After his breathing and the pounding of his heart both leveled out, Pierce heard the shriek of the T-Rex topside. It stomped its feet in anger, and then stalked the jungle for its next meal. Pierce had escaped certain death once again.
Willy, the cannibals, the dinosaurs, the secrets of the island, they all repeated in his dizzy and tired mind. They paraded around in his skull to remind him he didn't stand a chance of getting off of this island alive. Whatever Lee Branch had come here to investigate, the man knew very little of the truths that existed on the island.
The next step was hard to determine. He needed food and water, and quick, or he'd die before making any real attempt at tracking down Susan.

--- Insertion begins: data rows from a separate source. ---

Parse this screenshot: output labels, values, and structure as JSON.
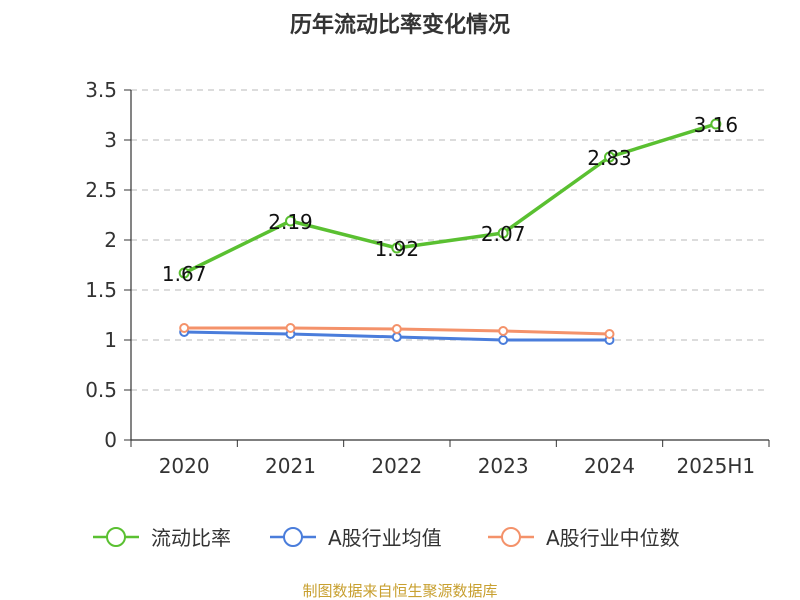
{
  "chart_data": {
    "type": "line",
    "title": "历年流动比率变化情况",
    "categories": [
      "2020",
      "2021",
      "2022",
      "2023",
      "2024",
      "2025H1"
    ],
    "y_ticks": [
      "0",
      "0.5",
      "1",
      "1.5",
      "2",
      "2.5",
      "3",
      "3.5"
    ],
    "ylim": [
      0,
      3.5
    ],
    "grid": true,
    "legend_position": "bottom",
    "series": [
      {
        "name": "流动比率",
        "color": "#5ac031",
        "values": [
          1.67,
          2.19,
          1.92,
          2.07,
          2.83,
          3.16
        ],
        "labels": [
          "1.67",
          "2.19",
          "1.92",
          "2.07",
          "2.83",
          "3.16"
        ],
        "show_labels": true
      },
      {
        "name": "A股行业均值",
        "color": "#4a7ddb",
        "values": [
          1.08,
          1.06,
          1.03,
          1.0,
          1.0,
          null
        ],
        "show_labels": false
      },
      {
        "name": "A股行业中位数",
        "color": "#f4926a",
        "values": [
          1.12,
          1.12,
          1.11,
          1.09,
          1.06,
          null
        ],
        "show_labels": false
      }
    ]
  },
  "source_text": "制图数据来自恒生聚源数据库",
  "source_color": "#c8a030"
}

"There's nobody here to help you," Skeeter said. "I respect you as a private investigator. You could solve any case, but you're not a mercenary. Angel wanted you to be like us. She never told you that. She had you tag along on all of those expeditions in the chance you might become interested in our work. But you can't be something you're not. No matter how hard you try."
Hard Case gave Pierce his two cents next. "Skeeter's right. You're not a mercenary. You learned a few things, sure, but it takes more than guts and balls and insanity to do what we do. You have to have that killer instinct, and you either have it or you don't. You don't have it, Pierce. Angel couldn't get over it. She refused to quit trying. She loved you that much. She didn't want to leave you, even if your relationship was doomed to fail."
Shark spoke up. "None of us were married for a reason. Think about it, Pierce. Our job isn't safe. Our income comes at random times. We disappear for weeks at a time. You can't start a family like that. Angel thought she could do both with you, but she kept forgetting you can't be a mercenary and a mom. It doesn't work. She tried. She refused to give up, the poor bitch."